As described above, according to the present invention, the semiconductor substrates under the gates of the plurality of MISFETs formed on the SOI can be set to a predetermined voltage, so that it is possible to produce an element with a small leak current.

Further, since the area required for setting the potential of the semiconductor substrate of each MISFET can be reduced by utilizing the channel stopper region that electrically separates each MISFET, the degree of integration of semiconductor elements can be improved.
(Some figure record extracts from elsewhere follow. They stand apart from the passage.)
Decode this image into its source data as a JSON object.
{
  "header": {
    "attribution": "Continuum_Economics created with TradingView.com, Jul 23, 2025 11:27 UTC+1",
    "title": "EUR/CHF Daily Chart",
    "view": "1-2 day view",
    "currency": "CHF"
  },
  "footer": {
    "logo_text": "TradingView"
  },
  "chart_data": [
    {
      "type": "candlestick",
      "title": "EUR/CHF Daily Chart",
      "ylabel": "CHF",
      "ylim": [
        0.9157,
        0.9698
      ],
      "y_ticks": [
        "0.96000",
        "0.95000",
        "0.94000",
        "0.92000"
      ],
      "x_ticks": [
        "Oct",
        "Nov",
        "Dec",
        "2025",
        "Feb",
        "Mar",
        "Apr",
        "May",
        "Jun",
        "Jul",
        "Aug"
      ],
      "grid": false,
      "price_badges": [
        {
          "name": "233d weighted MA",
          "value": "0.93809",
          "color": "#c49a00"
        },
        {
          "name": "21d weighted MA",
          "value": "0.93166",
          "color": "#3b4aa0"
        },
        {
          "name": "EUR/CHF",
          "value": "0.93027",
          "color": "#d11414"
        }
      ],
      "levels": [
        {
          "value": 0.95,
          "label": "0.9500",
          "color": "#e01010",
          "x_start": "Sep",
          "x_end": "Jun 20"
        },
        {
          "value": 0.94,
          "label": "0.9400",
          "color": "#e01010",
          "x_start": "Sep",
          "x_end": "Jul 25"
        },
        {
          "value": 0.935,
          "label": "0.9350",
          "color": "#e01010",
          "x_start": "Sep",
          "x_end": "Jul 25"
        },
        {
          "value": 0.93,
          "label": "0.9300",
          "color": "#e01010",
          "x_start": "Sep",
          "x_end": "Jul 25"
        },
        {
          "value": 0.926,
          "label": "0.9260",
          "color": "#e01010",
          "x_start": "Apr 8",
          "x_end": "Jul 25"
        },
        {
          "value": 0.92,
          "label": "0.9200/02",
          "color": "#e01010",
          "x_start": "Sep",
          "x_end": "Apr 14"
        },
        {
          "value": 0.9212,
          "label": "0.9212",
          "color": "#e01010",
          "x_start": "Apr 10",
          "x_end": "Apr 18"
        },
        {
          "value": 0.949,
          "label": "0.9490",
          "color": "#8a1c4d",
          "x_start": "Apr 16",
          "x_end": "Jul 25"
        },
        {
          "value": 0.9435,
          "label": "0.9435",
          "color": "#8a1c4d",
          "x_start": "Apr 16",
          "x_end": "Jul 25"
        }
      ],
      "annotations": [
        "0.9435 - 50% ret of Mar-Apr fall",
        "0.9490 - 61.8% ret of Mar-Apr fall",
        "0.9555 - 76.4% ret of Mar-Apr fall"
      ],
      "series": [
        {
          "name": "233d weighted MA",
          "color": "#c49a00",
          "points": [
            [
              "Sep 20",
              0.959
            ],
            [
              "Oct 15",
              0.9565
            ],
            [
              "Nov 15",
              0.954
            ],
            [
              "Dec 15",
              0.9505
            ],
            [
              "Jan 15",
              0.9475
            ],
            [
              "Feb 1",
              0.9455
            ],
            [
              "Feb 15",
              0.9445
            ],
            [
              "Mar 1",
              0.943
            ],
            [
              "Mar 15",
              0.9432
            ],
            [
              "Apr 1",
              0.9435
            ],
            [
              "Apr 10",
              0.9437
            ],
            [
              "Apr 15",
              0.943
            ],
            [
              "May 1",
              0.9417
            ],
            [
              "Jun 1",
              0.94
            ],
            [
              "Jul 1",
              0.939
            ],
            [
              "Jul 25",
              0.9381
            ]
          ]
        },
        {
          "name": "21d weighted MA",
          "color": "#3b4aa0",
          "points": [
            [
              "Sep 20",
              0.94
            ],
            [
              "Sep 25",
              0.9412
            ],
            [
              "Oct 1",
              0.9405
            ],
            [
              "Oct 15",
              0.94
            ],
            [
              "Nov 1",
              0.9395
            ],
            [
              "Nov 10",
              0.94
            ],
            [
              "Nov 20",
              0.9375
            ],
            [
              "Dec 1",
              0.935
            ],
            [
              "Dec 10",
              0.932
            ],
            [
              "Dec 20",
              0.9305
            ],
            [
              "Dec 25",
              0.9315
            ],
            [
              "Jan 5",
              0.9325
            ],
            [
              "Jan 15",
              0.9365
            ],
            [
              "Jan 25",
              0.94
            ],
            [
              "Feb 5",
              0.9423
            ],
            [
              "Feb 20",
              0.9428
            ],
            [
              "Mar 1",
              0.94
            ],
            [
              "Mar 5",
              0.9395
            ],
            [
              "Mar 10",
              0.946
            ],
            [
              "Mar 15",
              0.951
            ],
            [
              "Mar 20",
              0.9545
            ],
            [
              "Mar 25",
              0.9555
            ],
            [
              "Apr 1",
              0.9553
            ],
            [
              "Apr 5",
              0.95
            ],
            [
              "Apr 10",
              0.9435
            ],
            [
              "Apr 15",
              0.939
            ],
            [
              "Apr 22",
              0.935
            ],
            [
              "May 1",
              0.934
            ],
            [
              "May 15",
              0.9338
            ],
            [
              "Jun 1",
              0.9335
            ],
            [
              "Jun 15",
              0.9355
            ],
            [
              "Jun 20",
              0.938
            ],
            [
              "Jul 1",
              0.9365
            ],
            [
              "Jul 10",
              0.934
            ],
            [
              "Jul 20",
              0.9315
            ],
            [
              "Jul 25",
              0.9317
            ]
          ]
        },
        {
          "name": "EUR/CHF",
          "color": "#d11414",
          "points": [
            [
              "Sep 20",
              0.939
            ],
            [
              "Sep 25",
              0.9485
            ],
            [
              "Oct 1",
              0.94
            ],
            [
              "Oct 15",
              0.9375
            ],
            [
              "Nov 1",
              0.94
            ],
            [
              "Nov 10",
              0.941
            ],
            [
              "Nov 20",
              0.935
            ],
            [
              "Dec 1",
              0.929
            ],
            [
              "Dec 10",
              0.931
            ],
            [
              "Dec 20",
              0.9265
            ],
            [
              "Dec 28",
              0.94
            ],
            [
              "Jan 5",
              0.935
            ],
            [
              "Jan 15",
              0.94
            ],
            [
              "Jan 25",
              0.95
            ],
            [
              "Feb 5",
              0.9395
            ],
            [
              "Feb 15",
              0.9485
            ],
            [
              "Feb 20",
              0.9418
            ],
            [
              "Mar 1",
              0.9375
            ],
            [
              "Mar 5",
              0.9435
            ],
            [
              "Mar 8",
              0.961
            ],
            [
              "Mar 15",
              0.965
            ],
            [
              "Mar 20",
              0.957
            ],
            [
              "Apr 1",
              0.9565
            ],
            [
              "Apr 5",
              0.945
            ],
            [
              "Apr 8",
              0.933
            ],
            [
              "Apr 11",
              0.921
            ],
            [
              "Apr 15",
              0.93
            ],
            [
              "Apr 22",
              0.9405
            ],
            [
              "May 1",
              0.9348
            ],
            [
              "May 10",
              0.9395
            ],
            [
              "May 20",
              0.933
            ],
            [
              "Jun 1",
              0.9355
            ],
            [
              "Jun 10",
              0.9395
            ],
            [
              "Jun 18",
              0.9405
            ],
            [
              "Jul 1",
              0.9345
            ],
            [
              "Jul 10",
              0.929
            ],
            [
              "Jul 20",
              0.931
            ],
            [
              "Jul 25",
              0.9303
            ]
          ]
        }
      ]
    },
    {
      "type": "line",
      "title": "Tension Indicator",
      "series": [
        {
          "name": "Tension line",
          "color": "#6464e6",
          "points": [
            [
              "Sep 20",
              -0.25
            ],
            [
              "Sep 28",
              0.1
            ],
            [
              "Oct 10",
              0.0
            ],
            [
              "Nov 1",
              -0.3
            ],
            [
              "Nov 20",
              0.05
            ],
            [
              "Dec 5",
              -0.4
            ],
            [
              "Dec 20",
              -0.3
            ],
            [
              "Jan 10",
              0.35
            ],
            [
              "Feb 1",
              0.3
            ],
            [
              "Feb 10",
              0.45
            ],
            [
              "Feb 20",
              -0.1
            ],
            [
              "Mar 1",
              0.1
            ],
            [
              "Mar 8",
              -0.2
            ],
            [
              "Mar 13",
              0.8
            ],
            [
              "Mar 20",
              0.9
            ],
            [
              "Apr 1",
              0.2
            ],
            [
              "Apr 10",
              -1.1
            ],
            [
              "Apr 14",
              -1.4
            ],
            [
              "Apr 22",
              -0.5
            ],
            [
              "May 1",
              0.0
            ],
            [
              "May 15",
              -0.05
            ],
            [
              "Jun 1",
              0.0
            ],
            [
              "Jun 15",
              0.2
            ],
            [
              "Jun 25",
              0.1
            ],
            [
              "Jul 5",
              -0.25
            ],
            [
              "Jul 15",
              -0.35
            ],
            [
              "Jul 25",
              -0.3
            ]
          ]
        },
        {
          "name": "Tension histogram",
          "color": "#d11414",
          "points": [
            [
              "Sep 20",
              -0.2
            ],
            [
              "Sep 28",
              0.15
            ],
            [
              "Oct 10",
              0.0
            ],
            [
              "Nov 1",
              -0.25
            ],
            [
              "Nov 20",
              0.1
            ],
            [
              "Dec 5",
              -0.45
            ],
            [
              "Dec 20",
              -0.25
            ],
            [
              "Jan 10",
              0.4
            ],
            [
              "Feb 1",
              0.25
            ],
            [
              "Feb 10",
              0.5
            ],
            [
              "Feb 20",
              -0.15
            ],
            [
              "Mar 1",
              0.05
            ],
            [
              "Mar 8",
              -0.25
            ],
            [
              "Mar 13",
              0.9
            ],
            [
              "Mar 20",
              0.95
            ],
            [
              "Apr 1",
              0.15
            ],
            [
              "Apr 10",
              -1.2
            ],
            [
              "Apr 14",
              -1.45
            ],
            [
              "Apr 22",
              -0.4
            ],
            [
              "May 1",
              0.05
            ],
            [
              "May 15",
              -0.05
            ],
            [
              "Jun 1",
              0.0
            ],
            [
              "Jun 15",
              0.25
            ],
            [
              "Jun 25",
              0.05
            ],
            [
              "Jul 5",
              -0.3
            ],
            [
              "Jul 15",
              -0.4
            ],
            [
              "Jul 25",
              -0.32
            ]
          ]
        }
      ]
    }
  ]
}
[Brief description of drawings]

FIG. 1 is a diagram showing a configuration of a semiconductor device according to an embodiment of the present invention, and FIG. 2 is a diagram showing a configuration of a semiconductor device according to a conventional example. 1 ... Silicon substrate 2 ... SiO ₂ film 3 ... P-type silicon substrate (semiconductor substrate) 4 ... N-type diffusion layer 5 ... Gate oxide film 6 ... Gate electrode 7 ... Block oxide film 8 ... PSG film 9 …… P-type diffusion layer for channel stopper 10 …… P-type diffusion layer for contact 11 …… Contact hole

Continuation of the front page (51) Int.Cl. ⁶ Identification code Office reference number FI technical display location 9056-4M H01L 29/78 311 X

Claims (1)

[Claims] 1. A semiconductor device comprising a plurality of MIS field effect transistors in a one-conductivity-type semiconductor substrate formed on an insulating film, wherein the semiconductor substrate for electrically isolating each of the MIS field effect transistors is provided. The semiconductor device includes a channel-stopper one-conductivity-type impurity region and a contact high-concentration one-conductivity-type impurity region formed in a part of the channel stopper region. A semiconductor device characterized in that the one conductivity type impurity region for the channel stopper and the substrate under the gate of each MIS field effect transistor are set to a constant common potential via a type impurity region.